THE Queensland Ombudsman has slammed Toowoomba Regional Council for shaming a homeowner with a "humiliating" sign.

An auction notice was displayed on a homeowner's property informing the public they couldn't pay their rates.

The homeowners were named which led to a complaint being lodged with the Queensland Ombudsman.

The report by Ombudsman Phil Clarke stated: "Many people would consider the inability to pay their bills, as and when they become due, to be a matter of shame and embarrassment."

He said the homeowner's distress was a reasonably foreseeable response to the publication within a person's community of the fact they could not pay their bills.

"Many would be at a low point in their lives and more vulnerable than they would ordinarily be.

"The complainant in this case expressed their distress in terms of humiliation and the feeling of being attacked."

Mr Clarke found the council's actions in including the homeowner's name on the auction notice to be "unreasonable".

A redacted version of the sign displayed by Toowoomba Regional Council.
A redacted version of the sign displayed by Toowoomba Regional Council.

The council had argued its approach was consistent with advice from an "eminent local government law firm".

It responded to the report by saying a change to local government regulations were needed for it to cease naming and shaming people.

Mr Clarke said he did not accept that council was required by the regulations to include a landowner's name on the auction notice.

He recommended that the council cease including landowners' names in its auction notices.

Mr Clarke said it would be appropriate for the Queensland Government to provide advice to all Queensland councils regarding the issue, given the "inconsistent approach taken by councils in relation to the publication of landowners' names on auction notices".

 

Was the council right to name and shame homeowners?

This poll ended on 29 December 2016.

Current Results

Yes

21%

No

78%

This is not a scientific poll. The results reflect only the opinions of those who chose to participate.

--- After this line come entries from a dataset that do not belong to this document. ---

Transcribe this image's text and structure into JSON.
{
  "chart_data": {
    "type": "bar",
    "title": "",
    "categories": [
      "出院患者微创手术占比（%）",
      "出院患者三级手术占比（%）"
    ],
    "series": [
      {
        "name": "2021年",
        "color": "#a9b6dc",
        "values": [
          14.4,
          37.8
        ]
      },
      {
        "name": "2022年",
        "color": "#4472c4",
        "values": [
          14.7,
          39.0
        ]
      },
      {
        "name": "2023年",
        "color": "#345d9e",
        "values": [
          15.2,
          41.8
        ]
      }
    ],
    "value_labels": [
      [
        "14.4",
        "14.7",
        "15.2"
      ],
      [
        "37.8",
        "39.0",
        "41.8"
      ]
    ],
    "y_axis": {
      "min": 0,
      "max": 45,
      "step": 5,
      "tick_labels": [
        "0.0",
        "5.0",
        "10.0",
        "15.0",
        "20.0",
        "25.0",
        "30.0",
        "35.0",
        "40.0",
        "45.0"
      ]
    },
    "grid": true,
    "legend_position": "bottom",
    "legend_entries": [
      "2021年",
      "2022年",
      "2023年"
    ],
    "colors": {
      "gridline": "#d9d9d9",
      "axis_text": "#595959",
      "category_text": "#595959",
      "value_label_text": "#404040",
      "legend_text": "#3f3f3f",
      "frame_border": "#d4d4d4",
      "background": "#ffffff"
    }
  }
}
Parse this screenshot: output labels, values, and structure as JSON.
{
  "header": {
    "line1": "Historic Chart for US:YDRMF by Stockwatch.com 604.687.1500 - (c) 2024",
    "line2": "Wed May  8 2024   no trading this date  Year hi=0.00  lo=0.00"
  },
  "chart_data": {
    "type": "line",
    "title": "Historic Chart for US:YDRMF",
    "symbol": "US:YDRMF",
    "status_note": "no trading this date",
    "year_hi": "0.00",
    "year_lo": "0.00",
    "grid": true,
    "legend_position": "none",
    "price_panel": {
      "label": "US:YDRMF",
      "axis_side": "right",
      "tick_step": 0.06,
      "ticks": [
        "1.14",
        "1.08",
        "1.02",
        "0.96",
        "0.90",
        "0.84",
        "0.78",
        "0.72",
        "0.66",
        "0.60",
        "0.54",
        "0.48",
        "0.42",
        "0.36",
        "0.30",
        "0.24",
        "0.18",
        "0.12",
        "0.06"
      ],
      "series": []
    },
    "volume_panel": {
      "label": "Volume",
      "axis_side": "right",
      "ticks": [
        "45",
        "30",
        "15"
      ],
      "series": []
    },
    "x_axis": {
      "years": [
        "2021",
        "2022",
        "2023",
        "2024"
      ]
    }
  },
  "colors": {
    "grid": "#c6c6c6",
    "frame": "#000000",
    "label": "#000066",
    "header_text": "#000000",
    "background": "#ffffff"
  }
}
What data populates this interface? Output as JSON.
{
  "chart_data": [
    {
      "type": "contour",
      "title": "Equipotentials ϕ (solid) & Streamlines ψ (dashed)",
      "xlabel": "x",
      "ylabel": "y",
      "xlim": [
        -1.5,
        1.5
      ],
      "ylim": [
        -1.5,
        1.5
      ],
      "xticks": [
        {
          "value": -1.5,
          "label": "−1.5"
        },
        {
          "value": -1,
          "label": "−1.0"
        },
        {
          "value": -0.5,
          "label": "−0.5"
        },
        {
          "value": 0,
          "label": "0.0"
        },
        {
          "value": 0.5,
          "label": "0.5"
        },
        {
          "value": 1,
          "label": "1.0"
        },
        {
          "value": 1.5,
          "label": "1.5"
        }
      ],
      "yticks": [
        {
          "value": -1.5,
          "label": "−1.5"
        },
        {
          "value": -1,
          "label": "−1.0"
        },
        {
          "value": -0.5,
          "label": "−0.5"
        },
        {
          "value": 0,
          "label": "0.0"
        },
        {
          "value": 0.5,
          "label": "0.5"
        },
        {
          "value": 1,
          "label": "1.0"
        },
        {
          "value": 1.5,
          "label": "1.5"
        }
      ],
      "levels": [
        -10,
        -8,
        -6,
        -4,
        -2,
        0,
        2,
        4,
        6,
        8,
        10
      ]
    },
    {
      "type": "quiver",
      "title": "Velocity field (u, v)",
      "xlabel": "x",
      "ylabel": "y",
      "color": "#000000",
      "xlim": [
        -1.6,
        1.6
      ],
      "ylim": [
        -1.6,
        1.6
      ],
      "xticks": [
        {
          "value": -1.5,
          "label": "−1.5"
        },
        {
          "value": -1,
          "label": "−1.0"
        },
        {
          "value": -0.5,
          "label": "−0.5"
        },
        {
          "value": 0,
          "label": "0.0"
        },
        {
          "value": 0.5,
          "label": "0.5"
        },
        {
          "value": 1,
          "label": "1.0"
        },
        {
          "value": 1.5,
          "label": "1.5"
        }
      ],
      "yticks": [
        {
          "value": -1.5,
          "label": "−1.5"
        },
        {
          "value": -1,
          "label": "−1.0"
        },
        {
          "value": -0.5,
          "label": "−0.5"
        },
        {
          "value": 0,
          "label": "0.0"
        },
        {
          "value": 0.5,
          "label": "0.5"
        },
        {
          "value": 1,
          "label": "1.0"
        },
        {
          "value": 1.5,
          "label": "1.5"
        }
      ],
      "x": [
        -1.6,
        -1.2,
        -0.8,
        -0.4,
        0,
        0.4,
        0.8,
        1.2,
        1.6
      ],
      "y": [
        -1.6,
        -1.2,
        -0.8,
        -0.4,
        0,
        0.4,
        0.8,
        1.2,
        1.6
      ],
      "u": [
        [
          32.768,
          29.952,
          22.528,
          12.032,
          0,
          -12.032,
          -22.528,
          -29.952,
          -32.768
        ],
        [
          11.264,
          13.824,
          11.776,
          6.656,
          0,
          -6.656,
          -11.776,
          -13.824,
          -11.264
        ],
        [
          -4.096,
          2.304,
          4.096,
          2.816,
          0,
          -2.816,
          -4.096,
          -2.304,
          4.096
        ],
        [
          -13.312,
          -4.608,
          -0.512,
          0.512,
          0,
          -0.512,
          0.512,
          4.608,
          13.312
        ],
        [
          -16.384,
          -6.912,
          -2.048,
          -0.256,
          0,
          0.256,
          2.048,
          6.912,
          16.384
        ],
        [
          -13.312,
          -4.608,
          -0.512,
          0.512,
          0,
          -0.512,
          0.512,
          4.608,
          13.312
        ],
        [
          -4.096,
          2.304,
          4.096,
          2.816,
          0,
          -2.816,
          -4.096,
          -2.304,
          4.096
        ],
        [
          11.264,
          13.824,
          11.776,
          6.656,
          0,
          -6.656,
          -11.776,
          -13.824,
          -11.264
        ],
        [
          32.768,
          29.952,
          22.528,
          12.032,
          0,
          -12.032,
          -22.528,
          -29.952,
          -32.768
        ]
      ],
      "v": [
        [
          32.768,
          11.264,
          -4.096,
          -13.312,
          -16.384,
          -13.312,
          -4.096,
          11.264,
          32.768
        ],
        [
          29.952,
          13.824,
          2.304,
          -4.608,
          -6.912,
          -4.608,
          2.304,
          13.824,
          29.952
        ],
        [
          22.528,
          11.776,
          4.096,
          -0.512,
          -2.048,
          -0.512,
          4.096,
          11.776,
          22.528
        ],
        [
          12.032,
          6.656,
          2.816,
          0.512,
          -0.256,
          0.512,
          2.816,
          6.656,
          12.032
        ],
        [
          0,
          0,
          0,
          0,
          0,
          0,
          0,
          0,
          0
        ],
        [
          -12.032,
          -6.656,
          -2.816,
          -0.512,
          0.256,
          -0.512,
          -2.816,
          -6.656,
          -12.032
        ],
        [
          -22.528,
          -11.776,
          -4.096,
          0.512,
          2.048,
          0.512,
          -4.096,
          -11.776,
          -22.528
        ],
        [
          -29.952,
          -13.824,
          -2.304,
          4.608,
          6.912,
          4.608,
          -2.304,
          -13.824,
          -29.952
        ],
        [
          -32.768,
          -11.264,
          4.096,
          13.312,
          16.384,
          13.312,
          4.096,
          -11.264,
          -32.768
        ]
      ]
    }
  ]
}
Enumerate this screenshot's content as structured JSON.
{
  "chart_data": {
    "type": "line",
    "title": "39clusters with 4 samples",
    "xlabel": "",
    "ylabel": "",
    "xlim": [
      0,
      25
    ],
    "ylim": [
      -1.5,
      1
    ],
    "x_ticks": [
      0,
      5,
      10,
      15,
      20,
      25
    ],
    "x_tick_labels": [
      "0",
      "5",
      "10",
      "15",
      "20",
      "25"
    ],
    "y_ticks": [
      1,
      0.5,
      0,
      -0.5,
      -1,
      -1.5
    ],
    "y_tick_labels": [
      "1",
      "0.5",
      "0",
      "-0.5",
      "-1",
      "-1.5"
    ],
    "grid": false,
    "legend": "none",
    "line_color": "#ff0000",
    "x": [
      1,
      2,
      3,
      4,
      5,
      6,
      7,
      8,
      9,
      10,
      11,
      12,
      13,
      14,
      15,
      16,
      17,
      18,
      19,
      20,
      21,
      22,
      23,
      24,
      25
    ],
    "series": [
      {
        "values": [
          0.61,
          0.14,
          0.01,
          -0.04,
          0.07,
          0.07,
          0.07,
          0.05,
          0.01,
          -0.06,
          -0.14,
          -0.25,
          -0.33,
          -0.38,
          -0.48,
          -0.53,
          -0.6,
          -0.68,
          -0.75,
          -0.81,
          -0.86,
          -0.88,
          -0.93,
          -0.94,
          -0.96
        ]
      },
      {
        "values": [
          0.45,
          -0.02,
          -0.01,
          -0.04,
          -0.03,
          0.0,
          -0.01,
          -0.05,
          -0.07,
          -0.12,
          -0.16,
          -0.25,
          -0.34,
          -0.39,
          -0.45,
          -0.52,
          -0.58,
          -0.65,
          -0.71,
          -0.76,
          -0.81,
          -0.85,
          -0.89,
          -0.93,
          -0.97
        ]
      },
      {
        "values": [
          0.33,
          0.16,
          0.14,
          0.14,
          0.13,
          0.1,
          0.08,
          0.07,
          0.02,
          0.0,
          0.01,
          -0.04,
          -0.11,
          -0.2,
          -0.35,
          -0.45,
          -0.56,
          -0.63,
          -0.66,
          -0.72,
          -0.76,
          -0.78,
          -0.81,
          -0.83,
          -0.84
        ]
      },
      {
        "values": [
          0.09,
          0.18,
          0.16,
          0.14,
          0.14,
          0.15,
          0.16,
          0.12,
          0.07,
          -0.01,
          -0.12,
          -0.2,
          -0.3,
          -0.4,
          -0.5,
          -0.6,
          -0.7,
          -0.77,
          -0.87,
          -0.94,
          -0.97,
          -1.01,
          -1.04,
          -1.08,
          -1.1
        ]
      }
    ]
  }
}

The Chronicle revealed on December 15 that council had sold three properties to recoup overdue rates.  

Three properties were sold at auction on November 18 due to long outstanding - greater than three years - rates and charges.  

Outstanding rates totalling $17,084.91 were fully recovered at the conclusion of the auction process.  

In November the council endorsed a plan to auction the land of 43 properties across the Toowoomba region.

The owners had owed a total of $536,060 and council wanted to recoup the money.

In October it was revealed that the number of overdue rates and charges letters sent by council had jumped by 18%.

A report showed 4750 overdue rates notices were issued between September 16 and 21 this year.